Kenya’s Swahili Coast 2011

    • Gedi Ruins, Malindi
    • Gedi Ruins, Malindi
    • House of the Chinese Cash, Gedi Ruins
    • Blue monkeys live among the Gedi Ruins
    • Coral beach at Watamu
    • Watamu beachfront
    • Watamu's bay
    • Mombasa's bay
    • Mombasa
    • Coconut vendor, Mombasa
    • Beader with nimble fingers, Mombasa
    • Mombasa's Fort Jesus
    • Doorway in Mombasa's Old Town
    • Muslim girls in Mombasa
    • Mombasa's Old Harbour
    • Diani Beachfront shopping
  • Malindi is Kenya’s most famous resort town.
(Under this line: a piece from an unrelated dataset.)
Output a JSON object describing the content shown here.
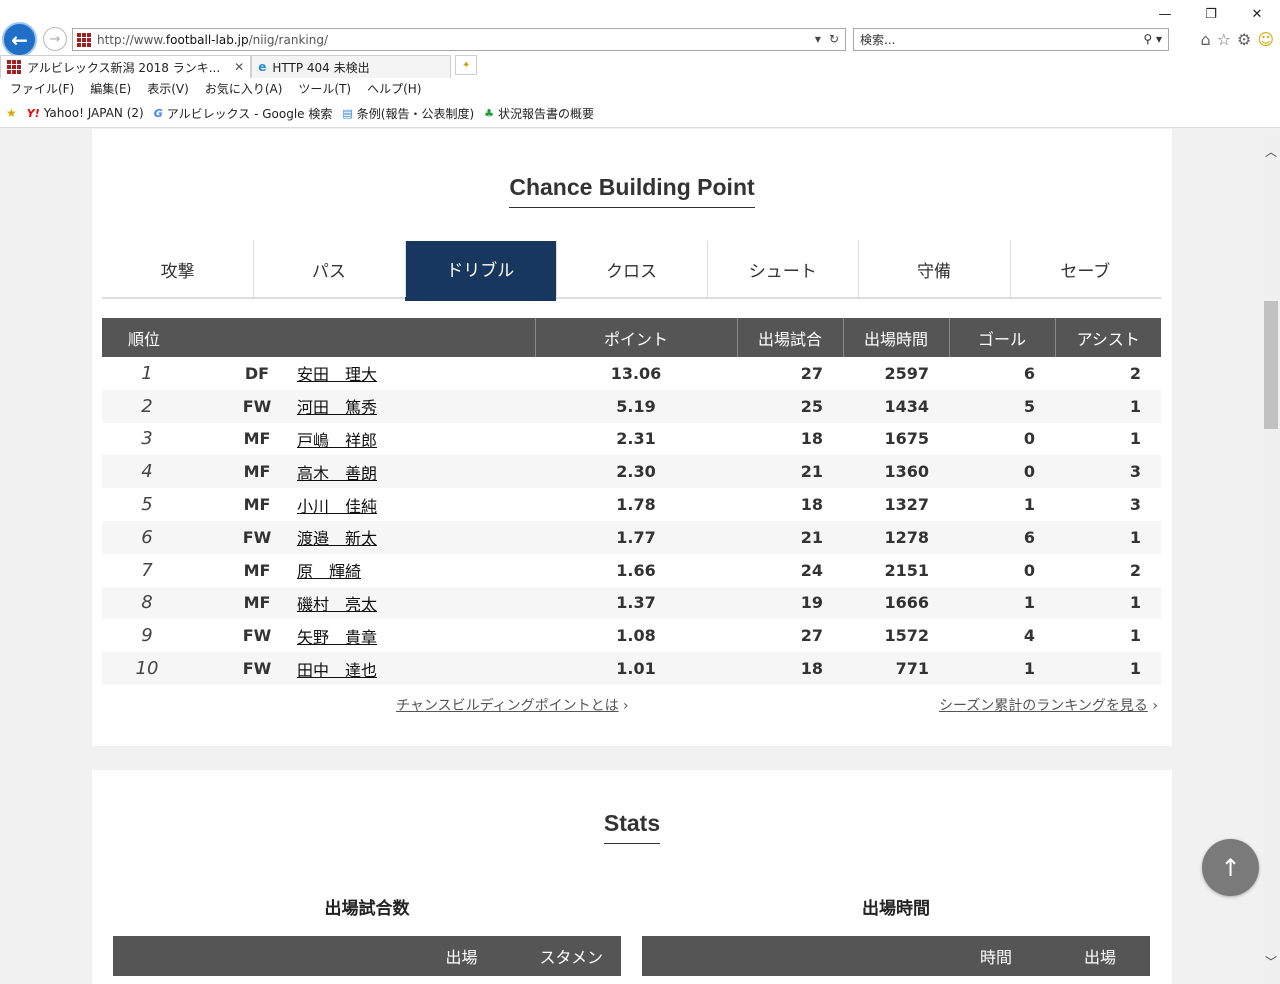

An important Omani trading centre for centuries, it was also Portugal’s northernmost territory in East Africa.Four km from Malindi, the Gedi ruins show the remains of a 12th century Arab trading post, set in the midst of a coastal forest. The site is highly atmospheric and features the Great Mosque, the Palace and various tombs.

    Watamu is a small beach resort, perhaps best known for the luxurious Hemingway’s Resort. After a fabulous lunch at Hemingways, we drove south and marvelled at the creek at Kilifi. The mangrove trees which line the creek are home to thousands of carmine bee-eaters from November to April – we just missed them! North of Mombasa, we camped in Bamburi, its main claim to fame extensive cement quarries and a strip of tourist hotels, at Camper’s Haven & Jamboree.

    Mombasa’s history goes back at least 12 centuries, to the African kingdom of Zeng. Later it became an Arab settlement, which was sacked by the Portuguese galleons in the 16th century. We walked through the old town with its narrow streets lined with old Arab houses, visited Fort Jesus and the Old Dhow Harbour.

    On the south coast, 35km south of Mombasa, we checked out Diani beach, and intended to camp at Shimoni, but instead decided to push on to Tanga in Tanzania. It turned out to be the one and only time we arrived at our destination in the dark.